Man, it was a fun day it the lab yesterday. Kharis, Sarah, and I spent the whole morning working on a project together, and we managed to make great progress. 

Recently, Kharis has been struggling to identify larvae from the Arctic. Don't get me wrong - we have a good methodology, thanks to a few years of struggling and about 6 months of Johanna troubleshooting. We can reliably get good-quality sequences from our specimens now. The DNA was not the problem (for once).

Kharis's struggle has been morphology. She sorted all her larvae into categories based on how they looked in the field. It's a strategy I taught her - sort everything live, photograph and preserve the specimens, then sequence them back in the lab. By sorting up-front, you can save yourself a lot of time and just sequence a few representatives of each morphotype once you're home. If the sequences for those representatives line up, you have a reliable identification for the morphotype. 


See, that's the problem. Kharis's "Pluteus 1" came back as two different species. "Trochophore clear" was at least three. Animals that looked identical in the field were turning out to be different species. It was super frustrating, and we were afraid we would have to end up sequencing every single specimen. 
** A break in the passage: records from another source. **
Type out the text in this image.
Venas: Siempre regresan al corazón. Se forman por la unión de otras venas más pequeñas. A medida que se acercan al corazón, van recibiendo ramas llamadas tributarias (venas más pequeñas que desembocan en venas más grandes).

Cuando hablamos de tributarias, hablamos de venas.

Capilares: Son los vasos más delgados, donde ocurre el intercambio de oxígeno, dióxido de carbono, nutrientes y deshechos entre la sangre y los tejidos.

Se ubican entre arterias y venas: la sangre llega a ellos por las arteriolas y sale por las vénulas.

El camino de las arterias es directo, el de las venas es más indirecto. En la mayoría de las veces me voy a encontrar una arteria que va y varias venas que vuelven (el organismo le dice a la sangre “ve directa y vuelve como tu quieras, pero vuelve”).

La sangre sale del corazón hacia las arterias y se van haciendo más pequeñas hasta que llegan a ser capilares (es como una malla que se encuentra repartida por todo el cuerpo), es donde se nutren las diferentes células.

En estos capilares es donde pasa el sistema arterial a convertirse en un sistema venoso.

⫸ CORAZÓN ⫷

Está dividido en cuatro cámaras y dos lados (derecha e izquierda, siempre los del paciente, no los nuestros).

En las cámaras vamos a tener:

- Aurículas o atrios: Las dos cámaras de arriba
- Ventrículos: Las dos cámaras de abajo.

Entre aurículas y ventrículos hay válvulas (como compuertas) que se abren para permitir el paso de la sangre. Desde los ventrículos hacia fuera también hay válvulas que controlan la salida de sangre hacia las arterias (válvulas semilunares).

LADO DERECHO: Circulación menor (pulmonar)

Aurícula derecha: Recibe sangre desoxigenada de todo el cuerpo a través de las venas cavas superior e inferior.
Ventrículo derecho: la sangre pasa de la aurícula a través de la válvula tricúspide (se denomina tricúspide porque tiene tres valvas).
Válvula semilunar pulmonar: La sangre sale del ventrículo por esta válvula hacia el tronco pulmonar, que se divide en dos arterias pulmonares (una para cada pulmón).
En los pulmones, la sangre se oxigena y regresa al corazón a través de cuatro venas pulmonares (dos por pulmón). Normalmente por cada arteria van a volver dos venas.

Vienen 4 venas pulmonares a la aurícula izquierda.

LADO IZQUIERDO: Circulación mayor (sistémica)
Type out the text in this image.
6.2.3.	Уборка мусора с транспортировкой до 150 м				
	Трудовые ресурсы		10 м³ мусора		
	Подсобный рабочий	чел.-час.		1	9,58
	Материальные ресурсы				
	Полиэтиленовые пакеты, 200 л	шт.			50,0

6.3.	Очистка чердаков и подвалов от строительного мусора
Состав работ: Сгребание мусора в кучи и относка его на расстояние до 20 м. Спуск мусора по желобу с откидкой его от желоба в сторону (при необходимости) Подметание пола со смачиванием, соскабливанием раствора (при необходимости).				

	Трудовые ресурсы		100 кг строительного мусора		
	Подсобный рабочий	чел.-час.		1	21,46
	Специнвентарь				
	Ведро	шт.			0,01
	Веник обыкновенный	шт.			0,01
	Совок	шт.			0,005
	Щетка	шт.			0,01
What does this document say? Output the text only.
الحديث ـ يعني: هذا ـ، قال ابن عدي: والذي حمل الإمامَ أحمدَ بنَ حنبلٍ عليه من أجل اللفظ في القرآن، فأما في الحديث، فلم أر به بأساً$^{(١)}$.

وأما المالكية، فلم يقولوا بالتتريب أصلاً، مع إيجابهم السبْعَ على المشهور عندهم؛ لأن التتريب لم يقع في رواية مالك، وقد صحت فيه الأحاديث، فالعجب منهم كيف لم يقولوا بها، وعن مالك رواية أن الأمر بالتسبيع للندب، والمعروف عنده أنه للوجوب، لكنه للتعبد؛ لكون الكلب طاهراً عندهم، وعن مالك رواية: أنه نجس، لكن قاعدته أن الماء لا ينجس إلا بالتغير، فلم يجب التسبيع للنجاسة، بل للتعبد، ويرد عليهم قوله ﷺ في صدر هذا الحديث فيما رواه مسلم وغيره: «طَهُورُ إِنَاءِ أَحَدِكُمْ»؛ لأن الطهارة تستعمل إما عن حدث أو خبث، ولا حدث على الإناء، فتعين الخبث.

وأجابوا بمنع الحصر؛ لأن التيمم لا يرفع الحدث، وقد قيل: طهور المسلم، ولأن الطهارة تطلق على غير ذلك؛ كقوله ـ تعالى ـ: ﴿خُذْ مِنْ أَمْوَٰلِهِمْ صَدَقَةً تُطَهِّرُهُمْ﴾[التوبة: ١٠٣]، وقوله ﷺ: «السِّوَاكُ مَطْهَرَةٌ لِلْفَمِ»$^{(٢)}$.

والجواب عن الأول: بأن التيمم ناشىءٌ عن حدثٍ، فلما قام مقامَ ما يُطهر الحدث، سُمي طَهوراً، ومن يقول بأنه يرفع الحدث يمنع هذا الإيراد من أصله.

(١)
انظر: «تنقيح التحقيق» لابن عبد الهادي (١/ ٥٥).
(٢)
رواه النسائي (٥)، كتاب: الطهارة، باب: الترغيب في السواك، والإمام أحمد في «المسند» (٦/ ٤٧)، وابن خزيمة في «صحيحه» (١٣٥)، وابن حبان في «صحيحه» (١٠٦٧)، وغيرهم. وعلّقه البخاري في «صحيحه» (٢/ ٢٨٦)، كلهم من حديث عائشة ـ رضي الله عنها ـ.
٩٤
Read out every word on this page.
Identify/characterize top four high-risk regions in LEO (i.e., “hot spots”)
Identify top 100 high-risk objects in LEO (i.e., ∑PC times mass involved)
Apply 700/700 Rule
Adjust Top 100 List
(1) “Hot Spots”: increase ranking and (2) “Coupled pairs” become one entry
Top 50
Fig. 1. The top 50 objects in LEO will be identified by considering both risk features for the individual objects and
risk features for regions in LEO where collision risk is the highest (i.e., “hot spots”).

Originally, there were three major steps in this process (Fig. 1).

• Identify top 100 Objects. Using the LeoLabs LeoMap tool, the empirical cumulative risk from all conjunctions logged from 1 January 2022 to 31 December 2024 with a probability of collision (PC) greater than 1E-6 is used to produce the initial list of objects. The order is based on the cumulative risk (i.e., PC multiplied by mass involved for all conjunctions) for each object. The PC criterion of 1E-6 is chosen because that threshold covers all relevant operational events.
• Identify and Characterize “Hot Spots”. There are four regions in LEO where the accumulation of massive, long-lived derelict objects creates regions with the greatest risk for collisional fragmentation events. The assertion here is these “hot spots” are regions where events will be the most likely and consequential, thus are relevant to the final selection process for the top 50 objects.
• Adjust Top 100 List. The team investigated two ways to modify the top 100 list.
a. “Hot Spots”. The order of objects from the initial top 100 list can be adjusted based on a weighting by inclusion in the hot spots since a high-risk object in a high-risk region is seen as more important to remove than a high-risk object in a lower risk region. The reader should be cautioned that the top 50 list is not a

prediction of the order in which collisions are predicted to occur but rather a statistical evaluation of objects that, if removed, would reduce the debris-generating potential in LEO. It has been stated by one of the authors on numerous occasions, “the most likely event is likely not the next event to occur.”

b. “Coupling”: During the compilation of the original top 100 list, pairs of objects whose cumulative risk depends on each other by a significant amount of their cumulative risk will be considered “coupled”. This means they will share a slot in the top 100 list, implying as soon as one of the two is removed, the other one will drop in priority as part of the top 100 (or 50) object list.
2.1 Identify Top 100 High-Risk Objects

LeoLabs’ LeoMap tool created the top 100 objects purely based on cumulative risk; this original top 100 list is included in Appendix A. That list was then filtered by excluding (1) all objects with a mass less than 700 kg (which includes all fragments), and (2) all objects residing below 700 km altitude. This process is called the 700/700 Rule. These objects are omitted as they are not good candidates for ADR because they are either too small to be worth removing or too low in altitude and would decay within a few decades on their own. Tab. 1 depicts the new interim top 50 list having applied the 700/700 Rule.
Before throwing in the towel and spending a ton of money on sequencing, I suggested we try one more thing. Kharis photographed each larva in the field, remember. What if specimens that looked identical to her tired, overwhelmed field work brain were actually subtly different? Maybe if we printed out all the photos now, we could tell the species apart. 

We printed the photos. We labeled them individually. We cut them apart. We taped them to the white board. We stood back to get a good look. And then we sorted them. The lab became one giant tessellation with rectangular photos in orderly stacks and rows. 

By the end of the day, "Pluteus 1" had become 3 different morphotypes, and "Trochophore clear" was 6 or 8. We'll have to sequence more morphotypes now, but at least we can trust that all individuals in a morphotype are the same. We have confidence in our data again. 

Cheers for scientific progress!

Sarah and Kharis showing off their sorted photos.
Every pile on the floor represents a morphotype. 
Images on the white board are sorted "pluteus 1."